Pings the instance. Can be used to check basic availability. For a more advanced liveness check, please refer to the health endpoint.
GET /ping
Example response
{
"status": 1001,
"msg": "ok",
"result": {
"msg": "pong"
}
}
Check whether an instance is ready to accept traffic. This endpoint is designed to work with the Kubernetes readiness probe.
GET /ready
Example response
{
"status": 1001,
"msg": "ok"
}
Check whether an instance is in a healthy state.

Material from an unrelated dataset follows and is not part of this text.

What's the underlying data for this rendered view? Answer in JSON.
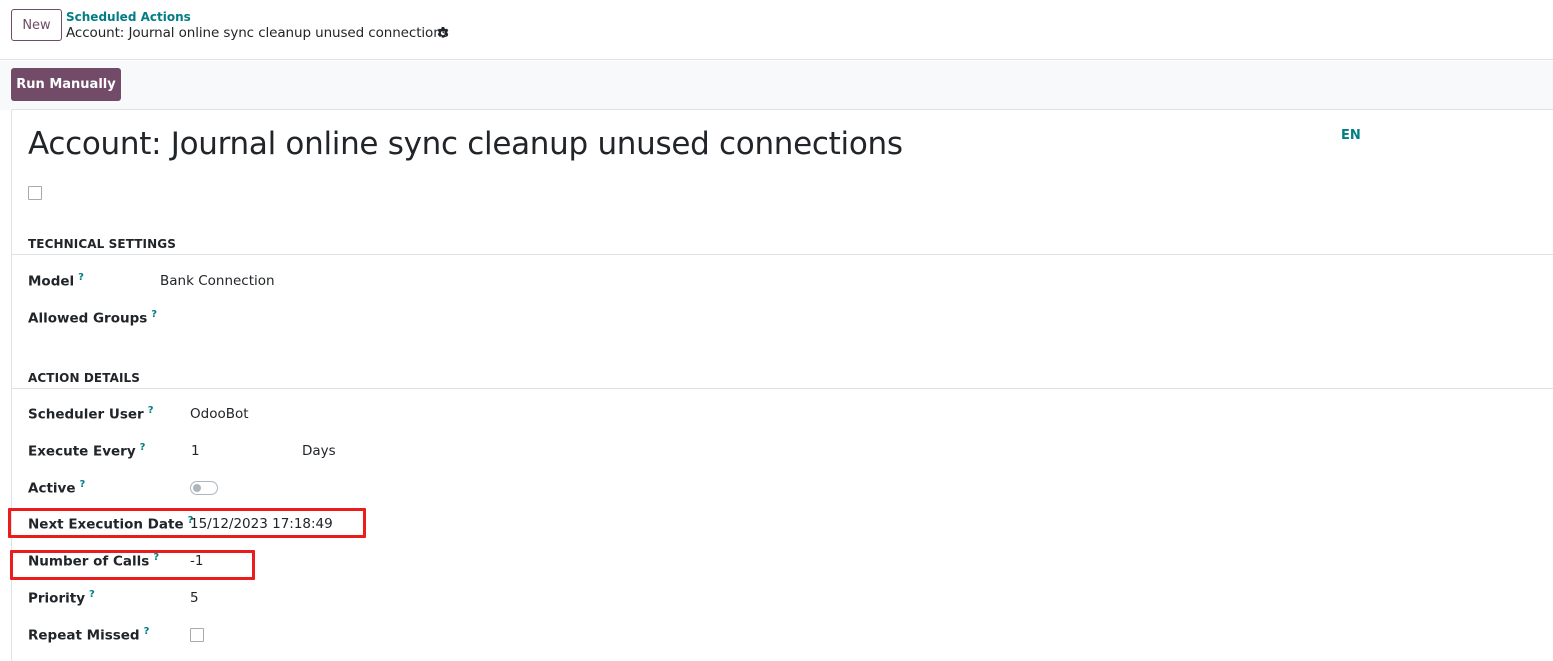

This endpoint is designed to work with the Kubernetes liveness probe.
GET /healthz
Example response
{
"status": 1001,
"msg": "ok"
}
Gets instance metrics in a Prometheus-compatible format.
GET /metrics
For response format, please refer to the Prometheus documentation.

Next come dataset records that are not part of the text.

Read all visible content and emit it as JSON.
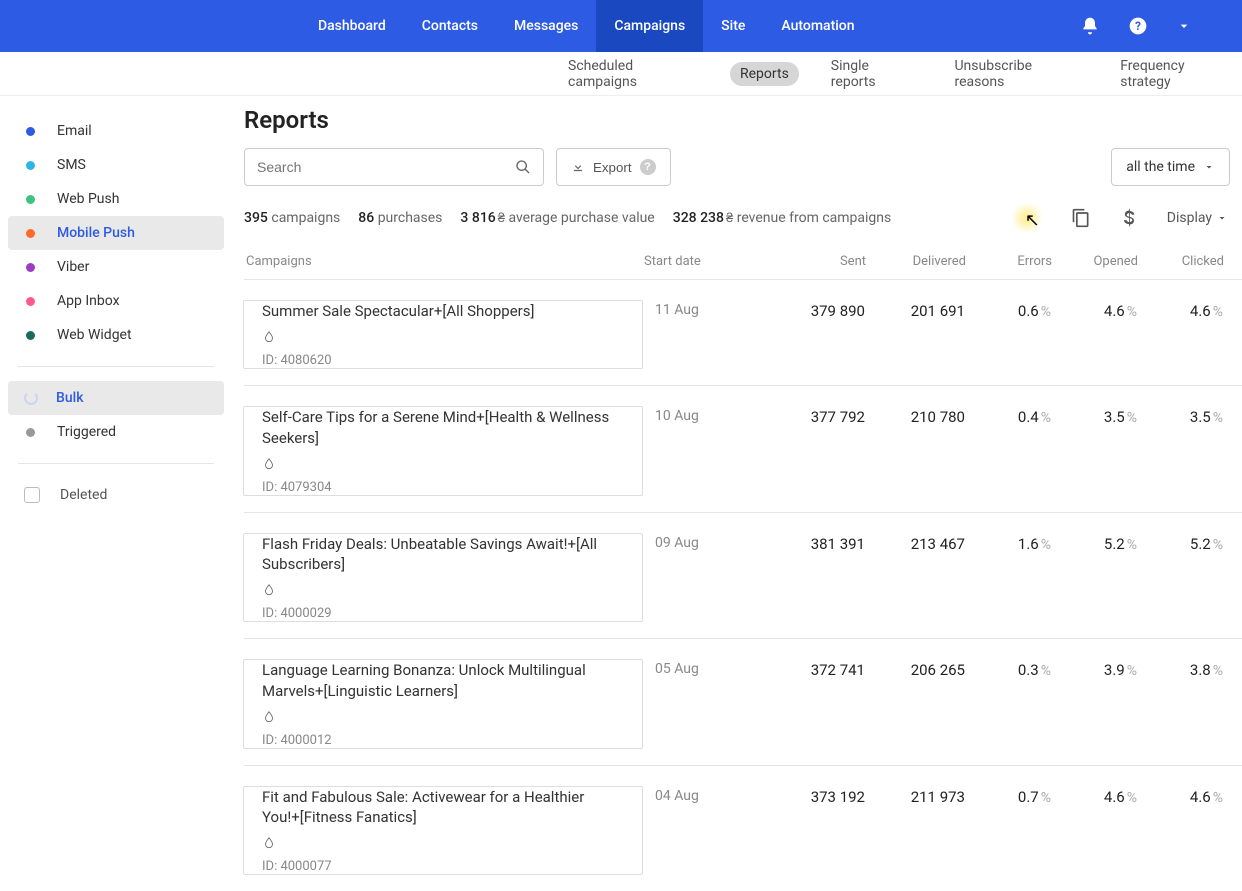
{
  "nav": {
    "items": [
      "Dashboard",
      "Contacts",
      "Messages",
      "Campaigns",
      "Site",
      "Automation"
    ],
    "active": "Campaigns"
  },
  "subnav": {
    "items": [
      "Scheduled campaigns",
      "Reports",
      "Single reports",
      "Unsubscribe reasons",
      "Frequency strategy"
    ],
    "active": "Reports"
  },
  "sidebar": {
    "channels": [
      {
        "label": "Email",
        "color": "#2d5be3"
      },
      {
        "label": "SMS",
        "color": "#2db6e3"
      },
      {
        "label": "Web Push",
        "color": "#3cc47c"
      },
      {
        "label": "Mobile Push",
        "color": "#ff6a2b",
        "active": true
      },
      {
        "label": "Viber",
        "color": "#9b3cc4"
      },
      {
        "label": "App Inbox",
        "color": "#ff5a8c"
      },
      {
        "label": "Web Widget",
        "color": "#1b6b5a"
      }
    ],
    "types": [
      {
        "label": "Bulk",
        "active": true,
        "spinner": true
      },
      {
        "label": "Triggered"
      }
    ],
    "deleted": "Deleted"
  },
  "page": {
    "title": "Reports",
    "search_placeholder": "Search",
    "export_label": "Export",
    "time_range": "all the time",
    "display_label": "Display"
  },
  "stats": {
    "campaigns_count": "395",
    "campaigns_label": "campaigns",
    "purchases_count": "86",
    "purchases_label": "purchases",
    "avg_value": "3 816",
    "avg_currency": "₴",
    "avg_label": "average purchase value",
    "revenue_value": "328 238",
    "revenue_currency": "₴",
    "revenue_label": "revenue from campaigns"
  },
  "columns": {
    "campaigns": "Campaigns",
    "start_date": "Start date",
    "sent": "Sent",
    "delivered": "Delivered",
    "errors": "Errors",
    "opened": "Opened",
    "clicked": "Clicked"
  },
  "rows": [
    {
      "title": "Summer Sale Spectacular+[All Shoppers]",
      "id": "ID: 4080620",
      "date": "11 Aug",
      "sent": "379 890",
      "delivered": "201 691",
      "errors": "0.6",
      "opened": "4.6",
      "clicked": "4.6"
    },
    {
      "title": "Self-Care Tips for a Serene Mind+[Health & Wellness Seekers]",
      "id": "ID: 4079304",
      "date": "10 Aug",
      "sent": "377 792",
      "delivered": "210 780",
      "errors": "0.4",
      "opened": "3.5",
      "clicked": "3.5"
    },
    {
      "title": "Flash Friday Deals: Unbeatable Savings Await!+[All Subscribers]",
      "id": "ID: 4000029",
      "date": "09 Aug",
      "sent": "381 391",
      "delivered": "213 467",
      "errors": "1.6",
      "opened": "5.2",
      "clicked": "5.2"
    },
    {
      "title": "Language Learning Bonanza: Unlock Multilingual Marvels+[Linguistic Learners]",
      "id": "ID: 4000012",
      "date": "05 Aug",
      "sent": "372 741",
      "delivered": "206 265",
      "errors": "0.3",
      "opened": "3.9",
      "clicked": "3.8"
    },
    {
      "title": "Fit and Fabulous Sale: Activewear for a Healthier You!+[Fitness Fanatics]",
      "id": "ID: 4000077",
      "date": "04 Aug",
      "sent": "373 192",
      "delivered": "211 973",
      "errors": "0.7",
      "opened": "4.6",
      "clicked": "4.6"
    }
  ],
  "percent_unit": "%"
}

Returns the current view of the cluster as seen by an instance.
GET /memberlist
Example response
{
"status": 1001,
"msg": "ok",
"result": {
"members": [
{
"service": "proxy",
"hostname": "qms-proxy-5bfc6ccf44-tmwd9",
"host": "10.1.54.225",
"http_port": 6789,
"gossip_port": 7946
},
{
"service": "proxy",
"hostname": "qms-proxy-5bfc6ccf44-bpjs2",
"host": "10.1.54.224",
"http_port": 6789,
"gossip_port": 7946
},
{
"service": "proxy",
"hostname": "qms-proxy-5bfc6ccf44-7jqml",
"host": "10.1.54.222",
"http_port": 6789,
"gossip_port": 7946
}
]
}
}
Checks whether a request to a particular resource can be allowed based on the definition of a concrete rate quota. This is the endpoint that can be used to implement rate limiting with QMS.
POST /api/v1/allow
Parameters
Name | Type | In | Description |
---|---|---|---|
namespace | string | body | Namespace where the resource resides. |
resource | string | body | Name of the resource. |
tokens | int | body | Amount of tokens to request. |
Example response
{
"status": 1001,
"msg": "ok",
"result": {
"wait_time": 0,
"ok": true
}
}
Returns the current status of a particular allocation quota.
POST /api/v1/view
Parameters
Name | Type | In | Description |
---|---|---|---|
namespace | string | body | Namespace where the resource resides. |
resource | string | body | Name of the resource. |
Example response
{
"status": 1001,
"msg": "ok",
"result": {
"allocated": 14,
"capacity": 100,
"version": 3
}
}
Acquires a certain amount of tokens from a particular allocation quota.
POST /api/v1/alloc
Parameters
Name | Type | In | Description |
---|---|---|---|
namespace | string | body | Namespace where the resource resides. |
resource | string | body | Name of the resource. |
tokens | int | body | Amount of tokens to request. |
version | int | body | Current version of the resource. If set to 0, no optimistic concurrency control check is performed. |
{
"msg": "ok",
"result": {
"remaining_tokens": 86,
"current_version": 3,
"ok": true
}
}
Releases a certain amount of tokens from a particular allocation quota.
POST /api/v1/free
Parameters
Name | Type | In | Description |
---|---|---|---|
namespace | string | body | Namespace where the resource resides. |
resource | string | body | Name of the resource. |
tokens | int | body | Amount of tokens to request. |
version | int | body | Current version of the resource. If set to 0, no optimistic concurrency control check is performed. |
Example response
{
"status": 1001,
"msg": "ok",
"result": {
"remaining_tokens": 87,
"current_version": 4,
"ok": true
}
}
Contributions are very welcome! Either by reporting issues or submitting pull requests.
QMS is distributed under the AGPL-3.0 license.